Catechesis of Pope John Paul II
General Audience
April 12, 1989
General Audience
April 12, 1989
[The Ascension of the Lord] completes the mystery of the Incarnation. It is the ultimate fulfillment of the messianic mission of the Son of God who had come on earth to redeem us. . . .
We read at the beginning of Acts a passage in which Luke presents the apparitions and the Ascension in greater detail: "To them [the apostles] He presented Himself alive after His passion by many proofs, appearing to them during forty days, and speaking of the kingdom of God" (Acts 1:3). This gives us an indication about the date of the ascension: forty days after the Resurrection. We shall see shortly that it also informs us about the place.
As regards the question of time, one does not see why it should be denied that Jesus appeared repeatedly to His disciples during forty days, as stated in Acts. The biblical symbolism of the number forty, understood as indicating a period of time completely sufficient for the attainment of the desired purpose, is accepted by Jesus. He had previously withdrawn for forty days into the desert before beginning His ministry, and now appeared for forty days on earth before ascending definitively into heaven.
Undoubtedly, time in relation to the risen Jesus is a different standard of measure from ours. The Risen One is already in the eternal now, which is without succession or variation. However, inasmuch as He still operates in the world, instructing the apostles and establishing the Church, the transcendent now is inserted into the time of the human world, by once again adapting Himself to it through love. Thus, the mystery of the eternity-time relationship is heightened by the permanence of the risen Christ on earth. Nevertheless, the mystery does not cancel His presence in space and time. Rather, it exalts and raises to the level of eternal values what He does, says, touches, institutes and determines: in a word, the Church. . . .
Certainly, when Christ ascended into heaven, this coexistence and nexus between the eternal now and earthly time is dissolved, and there remains the time of the pilgrim Church in history. Christ's presence is now invisible and beyond time, like the action of the Holy Spirit in souls.
According to the Acts of the Apostles, Jesus "was taken up into heaven" (1:2) on the Mount of Olives (cf. 1:12). . . . The Mount of Olives had been the place of Jesus' agony in Gethsemane, and it was the last point of contact between the risen one and the small group of His disciples at the moment of His Ascension. This happened after Jesus has repeated the announcement of the sending of the Spirit, by whose action that small group would be transformed into the Church and launched on the pathway of history.
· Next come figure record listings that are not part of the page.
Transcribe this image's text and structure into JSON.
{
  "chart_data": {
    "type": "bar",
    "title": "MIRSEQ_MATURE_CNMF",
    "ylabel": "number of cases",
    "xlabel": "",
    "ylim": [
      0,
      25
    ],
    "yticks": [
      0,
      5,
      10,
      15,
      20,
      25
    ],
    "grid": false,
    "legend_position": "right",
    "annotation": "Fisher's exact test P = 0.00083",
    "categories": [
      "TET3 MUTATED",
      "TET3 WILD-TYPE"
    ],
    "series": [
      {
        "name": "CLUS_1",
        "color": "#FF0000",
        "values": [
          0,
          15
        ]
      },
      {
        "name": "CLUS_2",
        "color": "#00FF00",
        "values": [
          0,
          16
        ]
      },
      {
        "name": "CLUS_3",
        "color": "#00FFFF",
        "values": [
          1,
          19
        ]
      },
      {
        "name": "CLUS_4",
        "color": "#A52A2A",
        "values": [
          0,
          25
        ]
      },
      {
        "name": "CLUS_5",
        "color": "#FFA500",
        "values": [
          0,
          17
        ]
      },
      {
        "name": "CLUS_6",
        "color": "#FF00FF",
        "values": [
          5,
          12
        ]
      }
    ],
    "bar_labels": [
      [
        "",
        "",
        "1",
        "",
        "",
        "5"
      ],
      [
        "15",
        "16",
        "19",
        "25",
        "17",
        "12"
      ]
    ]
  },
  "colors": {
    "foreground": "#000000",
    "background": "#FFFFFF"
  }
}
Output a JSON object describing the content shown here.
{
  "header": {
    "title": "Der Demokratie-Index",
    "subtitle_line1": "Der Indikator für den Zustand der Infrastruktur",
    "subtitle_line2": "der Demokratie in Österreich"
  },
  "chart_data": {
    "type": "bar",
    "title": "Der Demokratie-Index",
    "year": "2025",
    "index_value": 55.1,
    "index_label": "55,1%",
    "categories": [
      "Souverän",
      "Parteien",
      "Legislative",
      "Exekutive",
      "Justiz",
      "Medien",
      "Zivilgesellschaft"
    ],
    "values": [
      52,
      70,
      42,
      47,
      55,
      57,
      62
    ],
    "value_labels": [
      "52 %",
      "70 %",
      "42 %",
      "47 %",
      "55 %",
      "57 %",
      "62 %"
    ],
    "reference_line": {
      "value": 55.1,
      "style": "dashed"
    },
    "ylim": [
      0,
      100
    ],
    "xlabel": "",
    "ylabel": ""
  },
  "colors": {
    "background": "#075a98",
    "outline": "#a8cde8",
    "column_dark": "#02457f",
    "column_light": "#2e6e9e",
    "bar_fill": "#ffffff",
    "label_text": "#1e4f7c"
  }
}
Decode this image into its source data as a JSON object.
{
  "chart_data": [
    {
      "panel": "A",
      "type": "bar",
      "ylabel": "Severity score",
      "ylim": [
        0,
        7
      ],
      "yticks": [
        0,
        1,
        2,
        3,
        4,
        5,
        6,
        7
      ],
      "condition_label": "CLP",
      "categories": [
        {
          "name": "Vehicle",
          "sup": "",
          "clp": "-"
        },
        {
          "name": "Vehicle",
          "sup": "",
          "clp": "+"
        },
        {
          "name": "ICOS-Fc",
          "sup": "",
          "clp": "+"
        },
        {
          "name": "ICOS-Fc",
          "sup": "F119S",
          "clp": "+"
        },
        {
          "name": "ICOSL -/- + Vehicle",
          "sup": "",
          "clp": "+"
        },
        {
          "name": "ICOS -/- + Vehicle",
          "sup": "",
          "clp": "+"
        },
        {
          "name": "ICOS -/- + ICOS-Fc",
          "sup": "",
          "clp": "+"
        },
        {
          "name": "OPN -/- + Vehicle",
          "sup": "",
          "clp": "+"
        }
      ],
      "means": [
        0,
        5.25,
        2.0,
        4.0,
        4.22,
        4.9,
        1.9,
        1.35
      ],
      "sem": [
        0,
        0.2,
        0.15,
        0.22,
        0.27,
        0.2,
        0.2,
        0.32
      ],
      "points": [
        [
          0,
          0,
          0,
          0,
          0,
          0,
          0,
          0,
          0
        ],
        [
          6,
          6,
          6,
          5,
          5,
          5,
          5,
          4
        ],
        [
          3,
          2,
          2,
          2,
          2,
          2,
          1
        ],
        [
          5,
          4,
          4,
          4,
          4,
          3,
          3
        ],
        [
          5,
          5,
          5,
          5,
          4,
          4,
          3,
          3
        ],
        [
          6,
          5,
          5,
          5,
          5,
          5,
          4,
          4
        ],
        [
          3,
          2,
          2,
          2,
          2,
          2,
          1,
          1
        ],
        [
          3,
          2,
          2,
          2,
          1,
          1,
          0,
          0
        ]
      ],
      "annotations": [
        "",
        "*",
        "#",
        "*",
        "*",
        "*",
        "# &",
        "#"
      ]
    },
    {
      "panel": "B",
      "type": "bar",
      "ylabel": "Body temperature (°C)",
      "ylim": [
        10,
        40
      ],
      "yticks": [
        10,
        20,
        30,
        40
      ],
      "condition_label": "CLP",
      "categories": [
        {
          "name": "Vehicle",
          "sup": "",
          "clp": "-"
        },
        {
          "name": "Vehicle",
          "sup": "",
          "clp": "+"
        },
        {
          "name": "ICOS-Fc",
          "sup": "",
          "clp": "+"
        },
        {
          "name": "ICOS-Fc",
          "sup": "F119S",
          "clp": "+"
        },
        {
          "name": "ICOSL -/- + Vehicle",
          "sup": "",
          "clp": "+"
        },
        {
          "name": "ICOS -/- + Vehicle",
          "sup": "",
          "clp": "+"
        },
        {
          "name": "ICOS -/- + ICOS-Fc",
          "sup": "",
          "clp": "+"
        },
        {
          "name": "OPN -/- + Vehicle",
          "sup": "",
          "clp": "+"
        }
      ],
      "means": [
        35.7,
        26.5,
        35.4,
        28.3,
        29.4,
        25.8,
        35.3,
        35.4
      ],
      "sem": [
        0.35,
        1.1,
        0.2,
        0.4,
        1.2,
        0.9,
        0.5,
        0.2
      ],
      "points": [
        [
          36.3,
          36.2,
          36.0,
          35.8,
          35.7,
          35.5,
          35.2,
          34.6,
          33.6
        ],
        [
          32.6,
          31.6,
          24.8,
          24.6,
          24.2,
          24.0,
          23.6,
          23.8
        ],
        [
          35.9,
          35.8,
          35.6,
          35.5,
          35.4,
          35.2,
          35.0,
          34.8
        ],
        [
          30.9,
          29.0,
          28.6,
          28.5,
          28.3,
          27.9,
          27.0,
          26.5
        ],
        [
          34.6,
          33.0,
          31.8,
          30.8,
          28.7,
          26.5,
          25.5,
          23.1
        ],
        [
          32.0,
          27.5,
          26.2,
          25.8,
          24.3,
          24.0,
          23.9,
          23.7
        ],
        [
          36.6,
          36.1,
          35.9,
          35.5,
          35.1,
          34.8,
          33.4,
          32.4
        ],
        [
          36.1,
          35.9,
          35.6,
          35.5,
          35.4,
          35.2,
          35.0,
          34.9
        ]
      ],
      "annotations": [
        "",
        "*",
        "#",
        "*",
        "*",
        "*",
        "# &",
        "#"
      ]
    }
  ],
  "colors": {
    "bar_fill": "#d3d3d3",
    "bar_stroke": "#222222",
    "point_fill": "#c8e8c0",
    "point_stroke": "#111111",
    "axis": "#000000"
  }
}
The Ascension is therefore the final event of Christ's life and earthly mission. Pentecost will be the first day of the life and history "of his body which is the Church" (Col 1:24). This is the fundamental meaning of the fact of the Ascension, beyond the particular circumstances in which it took place and the context of the biblical symbolism in which it can be considered.
According to Luke, Jesus "was lifted up, and a cloud took Him out of their sight" (Acts 1:9). In this text two essential points are to be noted: "He was lifted up" (elevation-exaltation) and "a cloud took Him" (entrance into the chiaroscuro of mystery).
"He was lifted up": this expression corresponds to the sensible and spiritual experience of the apostles. It refers to an upward movement, to a passage from earth to heaven, especially as a sign of another "passage": Christ passes to the glorified state in God. The first meaning of the Ascension is precisely this: a revelation that the Risen One has entered the heavenly intimacy of God. That is proved by "the cloud," a biblical sign of the divine presence. Christ disappears from the eyes of His disciples by entering the transcendent sphere of the invisible God. . . .
Jesus had foretold it: "You will see the Son of Man sitting at the right hand of the Power, and coming with the clouds of heaven," as we read in Mark's Gospel (Mk 14:62). Luke in his turn writes: "The Son of Man shall be seated at the right hand of the power of God" (Lk 22:69). Likewise the deacon Stephen, the first martyr at Jerusalem, at the time of his death will see Christ: "I see the heavens opened, and the Son of Man standing at the right hand of God" (Acts 7:56). The idea was therefore rooted and widespread in the early Christian communities, as an expression of the kingship attained by Jesus by His Ascension into heaven.